What is to be done? The Market Watch story notes:
[The researchers] say the findings suggest “policy discussions about rising global inequality should focus on how to equalize the distribution of primary assets, including human capital, financial capital, and bargaining power, rather than merely discussing the ex-post redistribution through taxes and transfers.” They also call for policies to improve education and access to skills, reform labor-market institutions including the minimum wage and worker bargaining power, and “steeply progressive” taxation.
Unfortunately, with the new wrecking crew in Washington, D.C., clearly not only will these recommendations not be heeded but we will be racing in the wrong direction much faster as we await big tax cuts for the very rich and corporations, the decimation of collective bargaining rights, a full-scale assault on public education, and a Labor Secretary that will do anything he can to halt the recent progress made by the Fight for $15 and gut workplace regulations.
Neither the know-nothings in the White House nor the libertarian right wingers in Congress care about economic research. They have an unquestioned faith in the gospel of the unrestrained “free market” where largesse for the rich is welcomed while limits on their economic power are shunned as an assault on “freedom.” Driven by either naked greed or some perverse notion of “God’s plan,” the ideological rigidity of the current hegemony is not likely to change anytime soon.

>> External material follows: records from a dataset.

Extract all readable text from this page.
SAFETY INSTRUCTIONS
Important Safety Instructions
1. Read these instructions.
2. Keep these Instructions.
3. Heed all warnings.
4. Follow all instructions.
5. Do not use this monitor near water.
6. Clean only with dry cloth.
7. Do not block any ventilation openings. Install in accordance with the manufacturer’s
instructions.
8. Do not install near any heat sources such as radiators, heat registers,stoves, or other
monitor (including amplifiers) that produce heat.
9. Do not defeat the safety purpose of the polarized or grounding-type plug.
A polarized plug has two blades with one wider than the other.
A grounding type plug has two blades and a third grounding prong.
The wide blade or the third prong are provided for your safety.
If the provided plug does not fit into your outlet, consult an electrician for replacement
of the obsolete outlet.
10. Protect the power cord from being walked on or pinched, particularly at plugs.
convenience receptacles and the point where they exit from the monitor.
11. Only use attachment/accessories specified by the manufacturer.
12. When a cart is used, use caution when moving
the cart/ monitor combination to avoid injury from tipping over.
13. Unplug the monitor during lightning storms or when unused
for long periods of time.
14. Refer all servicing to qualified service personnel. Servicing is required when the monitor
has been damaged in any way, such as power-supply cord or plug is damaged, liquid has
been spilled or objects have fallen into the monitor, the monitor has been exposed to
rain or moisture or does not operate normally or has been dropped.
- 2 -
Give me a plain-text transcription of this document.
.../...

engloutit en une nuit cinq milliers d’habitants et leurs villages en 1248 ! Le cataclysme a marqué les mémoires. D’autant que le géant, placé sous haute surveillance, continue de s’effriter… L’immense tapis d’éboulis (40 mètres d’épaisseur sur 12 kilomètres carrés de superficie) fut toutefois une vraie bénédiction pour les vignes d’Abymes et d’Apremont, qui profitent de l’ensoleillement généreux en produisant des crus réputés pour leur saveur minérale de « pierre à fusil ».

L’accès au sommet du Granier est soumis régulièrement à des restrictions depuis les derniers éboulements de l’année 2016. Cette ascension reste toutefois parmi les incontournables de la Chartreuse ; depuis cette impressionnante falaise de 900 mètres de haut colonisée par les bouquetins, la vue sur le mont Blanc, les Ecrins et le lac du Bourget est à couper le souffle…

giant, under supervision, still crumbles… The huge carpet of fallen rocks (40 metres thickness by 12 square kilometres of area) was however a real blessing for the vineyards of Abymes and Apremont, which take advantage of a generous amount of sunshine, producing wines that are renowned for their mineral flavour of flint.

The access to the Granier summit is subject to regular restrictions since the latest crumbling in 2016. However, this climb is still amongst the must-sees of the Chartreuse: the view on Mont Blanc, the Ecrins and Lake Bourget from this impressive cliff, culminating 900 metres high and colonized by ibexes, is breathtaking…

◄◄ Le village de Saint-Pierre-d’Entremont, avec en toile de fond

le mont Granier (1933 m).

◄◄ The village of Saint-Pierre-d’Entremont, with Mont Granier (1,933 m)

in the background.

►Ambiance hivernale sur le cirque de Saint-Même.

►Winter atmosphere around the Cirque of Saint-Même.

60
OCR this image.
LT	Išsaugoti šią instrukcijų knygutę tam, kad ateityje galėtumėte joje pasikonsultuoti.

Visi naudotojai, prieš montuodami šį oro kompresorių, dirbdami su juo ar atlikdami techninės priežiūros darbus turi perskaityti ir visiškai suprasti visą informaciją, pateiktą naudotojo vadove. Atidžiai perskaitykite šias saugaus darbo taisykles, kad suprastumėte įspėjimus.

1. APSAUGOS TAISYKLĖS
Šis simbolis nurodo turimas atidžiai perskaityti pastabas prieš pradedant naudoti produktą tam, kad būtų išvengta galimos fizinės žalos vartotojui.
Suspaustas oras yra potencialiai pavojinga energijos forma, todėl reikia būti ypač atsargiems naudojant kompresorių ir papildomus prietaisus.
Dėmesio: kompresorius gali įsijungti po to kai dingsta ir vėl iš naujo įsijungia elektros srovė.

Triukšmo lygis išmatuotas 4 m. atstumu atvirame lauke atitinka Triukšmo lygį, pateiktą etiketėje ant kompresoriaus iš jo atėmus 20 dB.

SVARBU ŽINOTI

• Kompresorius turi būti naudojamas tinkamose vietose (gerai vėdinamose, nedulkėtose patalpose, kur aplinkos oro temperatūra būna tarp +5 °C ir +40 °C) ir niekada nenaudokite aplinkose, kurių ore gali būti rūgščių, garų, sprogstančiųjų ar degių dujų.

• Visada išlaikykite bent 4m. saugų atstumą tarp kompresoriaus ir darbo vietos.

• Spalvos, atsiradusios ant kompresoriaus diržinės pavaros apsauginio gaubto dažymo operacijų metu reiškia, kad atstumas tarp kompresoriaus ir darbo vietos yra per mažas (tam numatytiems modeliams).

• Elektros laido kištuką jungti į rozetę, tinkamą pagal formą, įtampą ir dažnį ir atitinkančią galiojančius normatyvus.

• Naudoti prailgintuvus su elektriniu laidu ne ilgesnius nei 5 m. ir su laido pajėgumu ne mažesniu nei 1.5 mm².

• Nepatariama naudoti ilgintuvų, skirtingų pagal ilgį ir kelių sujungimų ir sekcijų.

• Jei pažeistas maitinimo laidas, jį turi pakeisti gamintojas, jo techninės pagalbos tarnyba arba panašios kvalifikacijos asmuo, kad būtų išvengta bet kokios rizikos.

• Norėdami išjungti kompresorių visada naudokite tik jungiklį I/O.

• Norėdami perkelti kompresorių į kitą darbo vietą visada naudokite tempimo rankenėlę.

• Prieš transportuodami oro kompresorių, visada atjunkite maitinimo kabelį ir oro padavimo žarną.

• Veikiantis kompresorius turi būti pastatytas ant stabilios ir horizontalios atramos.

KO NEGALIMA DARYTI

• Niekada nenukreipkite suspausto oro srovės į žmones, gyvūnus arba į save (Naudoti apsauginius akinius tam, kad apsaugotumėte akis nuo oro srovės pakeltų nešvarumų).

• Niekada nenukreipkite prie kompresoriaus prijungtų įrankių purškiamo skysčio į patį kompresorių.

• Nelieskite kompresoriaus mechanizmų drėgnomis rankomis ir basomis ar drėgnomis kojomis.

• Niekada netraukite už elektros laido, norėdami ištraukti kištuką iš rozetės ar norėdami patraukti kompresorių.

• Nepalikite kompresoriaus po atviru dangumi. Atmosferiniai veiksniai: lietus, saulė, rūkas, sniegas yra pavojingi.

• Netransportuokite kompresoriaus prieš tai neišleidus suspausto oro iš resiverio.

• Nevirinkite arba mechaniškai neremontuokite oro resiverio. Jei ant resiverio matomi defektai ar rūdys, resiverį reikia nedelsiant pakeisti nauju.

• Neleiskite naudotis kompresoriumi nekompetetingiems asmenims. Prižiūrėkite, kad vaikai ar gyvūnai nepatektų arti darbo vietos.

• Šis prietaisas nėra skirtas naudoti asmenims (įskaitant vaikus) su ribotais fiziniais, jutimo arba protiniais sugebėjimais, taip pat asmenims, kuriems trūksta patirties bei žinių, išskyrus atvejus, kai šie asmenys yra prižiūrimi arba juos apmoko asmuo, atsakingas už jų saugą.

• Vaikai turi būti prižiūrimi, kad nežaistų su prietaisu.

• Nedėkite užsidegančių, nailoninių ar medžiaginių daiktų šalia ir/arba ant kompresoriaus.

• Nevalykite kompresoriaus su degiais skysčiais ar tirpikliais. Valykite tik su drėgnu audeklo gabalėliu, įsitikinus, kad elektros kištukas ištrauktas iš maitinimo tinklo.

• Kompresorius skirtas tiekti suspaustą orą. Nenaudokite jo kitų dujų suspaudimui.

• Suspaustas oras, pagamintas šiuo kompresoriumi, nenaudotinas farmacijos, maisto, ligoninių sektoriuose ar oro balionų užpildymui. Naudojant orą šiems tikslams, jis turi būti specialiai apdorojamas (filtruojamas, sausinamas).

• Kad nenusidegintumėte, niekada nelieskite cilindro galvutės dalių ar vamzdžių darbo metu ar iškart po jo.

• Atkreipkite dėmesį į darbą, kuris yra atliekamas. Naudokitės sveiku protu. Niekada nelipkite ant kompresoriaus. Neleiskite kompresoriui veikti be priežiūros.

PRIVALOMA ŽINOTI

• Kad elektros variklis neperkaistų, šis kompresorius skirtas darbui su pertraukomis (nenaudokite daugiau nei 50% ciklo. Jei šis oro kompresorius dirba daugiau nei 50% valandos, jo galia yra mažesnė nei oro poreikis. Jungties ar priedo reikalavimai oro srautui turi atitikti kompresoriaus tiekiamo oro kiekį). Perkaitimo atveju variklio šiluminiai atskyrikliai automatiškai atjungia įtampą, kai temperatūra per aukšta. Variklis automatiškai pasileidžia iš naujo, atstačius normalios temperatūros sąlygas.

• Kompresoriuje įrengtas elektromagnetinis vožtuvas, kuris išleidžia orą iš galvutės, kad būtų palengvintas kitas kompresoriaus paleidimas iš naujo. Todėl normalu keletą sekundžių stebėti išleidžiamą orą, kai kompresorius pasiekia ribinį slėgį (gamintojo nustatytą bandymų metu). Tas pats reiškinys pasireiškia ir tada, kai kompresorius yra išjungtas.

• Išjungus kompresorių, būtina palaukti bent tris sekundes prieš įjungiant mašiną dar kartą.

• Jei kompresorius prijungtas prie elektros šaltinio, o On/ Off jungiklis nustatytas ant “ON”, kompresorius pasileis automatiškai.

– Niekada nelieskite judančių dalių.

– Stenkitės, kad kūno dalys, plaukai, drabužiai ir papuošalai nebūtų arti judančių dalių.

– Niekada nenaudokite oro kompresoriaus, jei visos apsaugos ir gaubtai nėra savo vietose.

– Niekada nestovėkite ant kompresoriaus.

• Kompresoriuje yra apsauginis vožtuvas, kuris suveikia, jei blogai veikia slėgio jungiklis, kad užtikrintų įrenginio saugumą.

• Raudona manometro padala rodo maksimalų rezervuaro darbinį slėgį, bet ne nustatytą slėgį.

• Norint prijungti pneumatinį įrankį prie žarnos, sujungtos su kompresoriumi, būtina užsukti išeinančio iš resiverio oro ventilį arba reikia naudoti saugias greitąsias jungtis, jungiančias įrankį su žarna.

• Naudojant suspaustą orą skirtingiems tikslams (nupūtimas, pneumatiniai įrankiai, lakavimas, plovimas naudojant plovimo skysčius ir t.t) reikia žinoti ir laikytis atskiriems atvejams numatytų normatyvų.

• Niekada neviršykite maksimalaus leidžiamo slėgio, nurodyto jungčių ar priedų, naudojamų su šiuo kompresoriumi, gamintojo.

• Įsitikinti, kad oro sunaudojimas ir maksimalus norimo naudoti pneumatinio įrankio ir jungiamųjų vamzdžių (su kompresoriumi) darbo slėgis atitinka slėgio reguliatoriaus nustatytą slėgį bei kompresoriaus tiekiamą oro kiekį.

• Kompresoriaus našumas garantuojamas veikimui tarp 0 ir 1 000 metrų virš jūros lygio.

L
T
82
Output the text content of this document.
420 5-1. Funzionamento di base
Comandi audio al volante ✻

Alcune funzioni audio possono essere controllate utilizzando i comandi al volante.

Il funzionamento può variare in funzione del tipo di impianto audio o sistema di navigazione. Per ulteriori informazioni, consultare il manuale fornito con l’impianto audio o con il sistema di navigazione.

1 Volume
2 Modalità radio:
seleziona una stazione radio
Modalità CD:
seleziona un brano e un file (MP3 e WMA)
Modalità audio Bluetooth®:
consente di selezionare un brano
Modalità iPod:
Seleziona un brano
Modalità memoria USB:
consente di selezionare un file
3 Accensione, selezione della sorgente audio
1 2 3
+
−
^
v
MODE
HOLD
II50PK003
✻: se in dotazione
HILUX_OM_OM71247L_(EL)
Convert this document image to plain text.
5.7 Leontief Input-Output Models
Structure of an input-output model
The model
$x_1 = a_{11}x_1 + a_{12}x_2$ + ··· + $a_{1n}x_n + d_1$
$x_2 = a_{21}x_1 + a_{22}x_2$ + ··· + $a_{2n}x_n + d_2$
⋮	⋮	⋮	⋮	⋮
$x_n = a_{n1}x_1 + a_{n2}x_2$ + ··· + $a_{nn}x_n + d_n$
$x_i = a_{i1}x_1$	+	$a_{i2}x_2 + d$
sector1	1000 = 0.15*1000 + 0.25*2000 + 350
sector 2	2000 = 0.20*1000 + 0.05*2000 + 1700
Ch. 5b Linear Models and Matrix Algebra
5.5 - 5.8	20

What this means for the rest of us is that we can count on the kind of policy that will lead to the continued growth of deep economic inequality and all the social costs that come with it. The wall won’t stop it nor will tax cuts, trade war, or deregulation.
Just as denying climate change doesn’t change physics, believing that helping the rich will help the poor doesn’t make it true. And for that matter, neither has decades of Democratic policy that suggested that the only thing that could help address inequality was corporate education reform. That too needs to end.
Yes, we need to fight the right, but if the Democrats do so by offering up recycled neoliberal policy that’s “not as bad as Trump” we’ll never rethink our current economic course and, like the Titanic, our collective journey won’t end well. Visionless policy on the Democratic side is what made it possible for Trump’s bogus “forgotten man” rhetoric to take hold. Progressives have to offer something better, bigger, and bolder that can refocus millions of peoples’ anger at their economic distress.
Offering a starkly alternative vision from the wilderness would be a good way to begin building the future. What we need in this country is a new New Deal that rejects the failed policies that have dug the hole we’re presently in and offers up real solutions rather than telling folks that “America is already great.”
It’s not and we have the numbers to prove it.